King packs the film with one visual delight after another, chief among them Paddington himself. Digital creations like the title character have become commonplace in this digital age of filmmaking, and though the illusion here is not so convincing that we think a four-foot bear is traipsing the streets of London, the interaction between the cast and this furry stranger in a strange land is so well-done we never for a moment question the premise of the story. Told in a matter-of-fact manner, the premise comes off as natural – much in the vein of Chris Noonan’s Babe, which this film has more than a passing resemblance to – told in a confident, whimsical manner that’s so beguiling that we willingly push any narrative objections we might have to the wayside. (Even a silly subplot involving Nicole Kidman as a vicious taxidermist out to stuff our hero.) The animation used to bring Paddington to life is flawless, yet it’s the calm, ingratiating voice work of actor Ben Whishaw that gives him soul, providing him with an unassuming personality that makes the bear seem more than just a piece of visual trickery.

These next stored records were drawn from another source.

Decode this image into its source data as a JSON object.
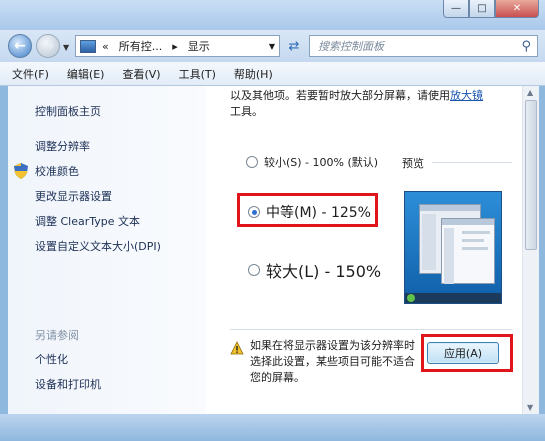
{
  "window": {
    "title": "",
    "controls": {
      "minimize": "—",
      "maximize": "□",
      "close": "✕"
    }
  },
  "address_bar": {
    "back_icon": "back-arrow-icon",
    "forward_icon": "forward-arrow-icon",
    "overflow": "«",
    "crumb_parent": "所有控...",
    "separator": "▸",
    "crumb_current": "显示",
    "search_placeholder": "搜索控制面板"
  },
  "menu": [
    "文件(F)",
    "编辑(E)",
    "查看(V)",
    "工具(T)",
    "帮助(H)"
  ],
  "sidebar": {
    "home": "控制面板主页",
    "tasks": [
      "调整分辨率",
      "校准颜色",
      "更改显示器设置",
      "调整 ClearType 文本",
      "设置自定义文本大小(DPI)"
    ],
    "see_also_heading": "另请参阅",
    "see_also": [
      "个性化",
      "设备和打印机"
    ]
  },
  "main": {
    "intro_line1": "以及其他项。若要暂时放大部分屏幕，请使用",
    "intro_link": "放大镜",
    "intro_line2": "工具。",
    "options": [
      {
        "label": "较小(S) - 100% (默认)",
        "checked": false
      },
      {
        "label": "中等(M) - 125%",
        "checked": true
      },
      {
        "label": "较大(L) - 150%",
        "checked": false
      }
    ],
    "preview_label": "预览",
    "warning_text": "如果在将显示器设置为该分辨率时选择此设置，某些项目可能不适合您的屏幕。",
    "apply_button": "应用(A)"
  },
  "colors": {
    "highlight": "#e0141b",
    "link": "#1a55b0",
    "accent": "#2b6fcf"
  }
}
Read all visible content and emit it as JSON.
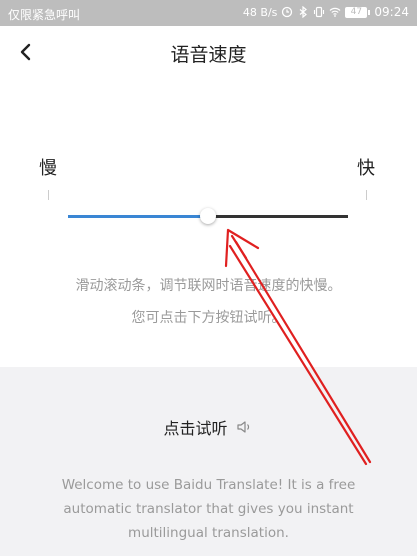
{
  "status_bar": {
    "carrier": "仅限紧急呼叫",
    "net_speed": "48 B/s",
    "battery": "47",
    "time": "09:24"
  },
  "header": {
    "title": "语音速度"
  },
  "slider": {
    "slow_label": "慢",
    "fast_label": "快",
    "value": 0.5,
    "fill_color": "#3a86d4",
    "track_color": "#333333"
  },
  "hint": {
    "line1": "滑动滚动条，调节联网时语音速度的快慢。",
    "line2": "您可点击下方按钮试听。"
  },
  "preview": {
    "button_label": "点击试听",
    "icon": "speaker-icon",
    "sample_text": "Welcome to use Baidu Translate! It is a free automatic translator that gives you instant multilingual translation."
  },
  "annotation": {
    "arrow_color": "#e02020"
  }
}
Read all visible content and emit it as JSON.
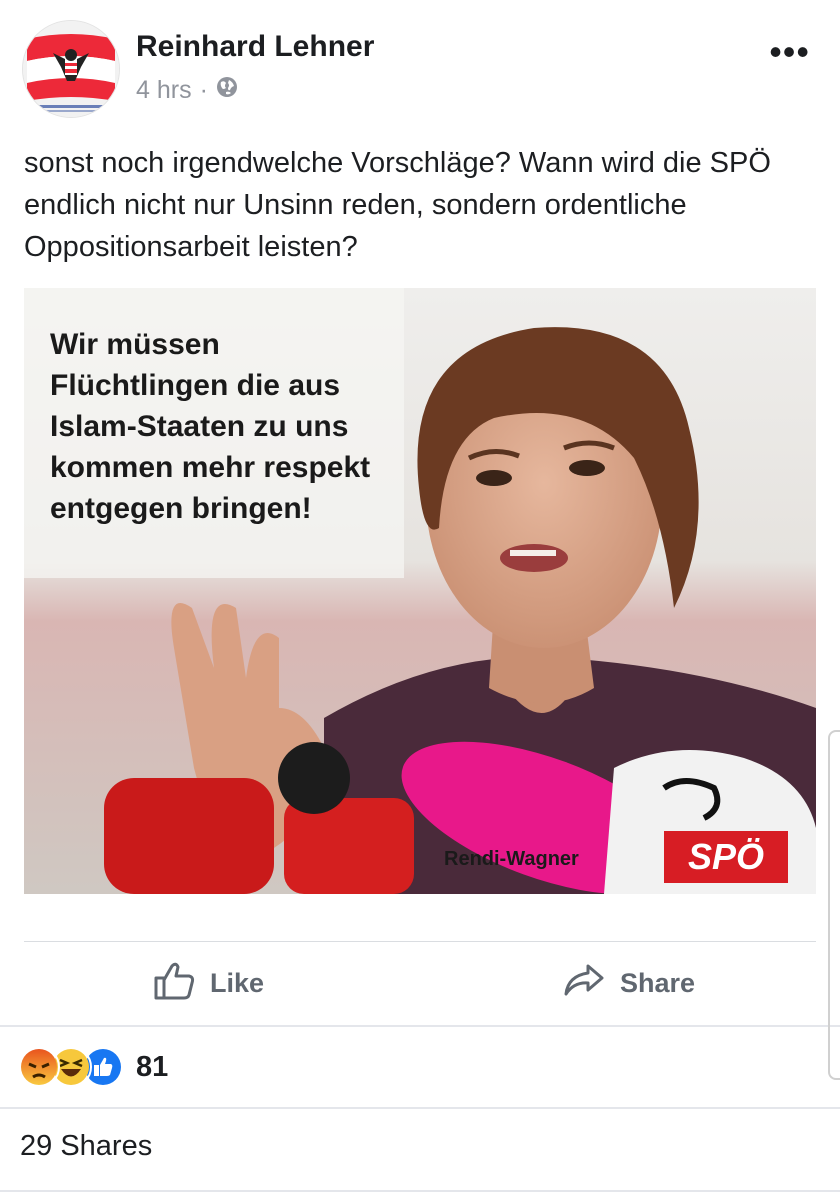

What lies at the core of Paddington’s success is that King never allows any of the scenes to take on a cloying tone, successfully resisting any temptation to lay on the sentiment too thick. No, the story is told in a straightforward, commonplace manner, never pandering to the audience or making the fatal mistake of being too fey in its delivery. This is just the simple story of a family who, drifting apart, is brought back together by a kindly bear. That the result is a hefty marmalade bill is of little consequence. It’s the magic that Paddington brings to the Browns and that this film brings to us, that does.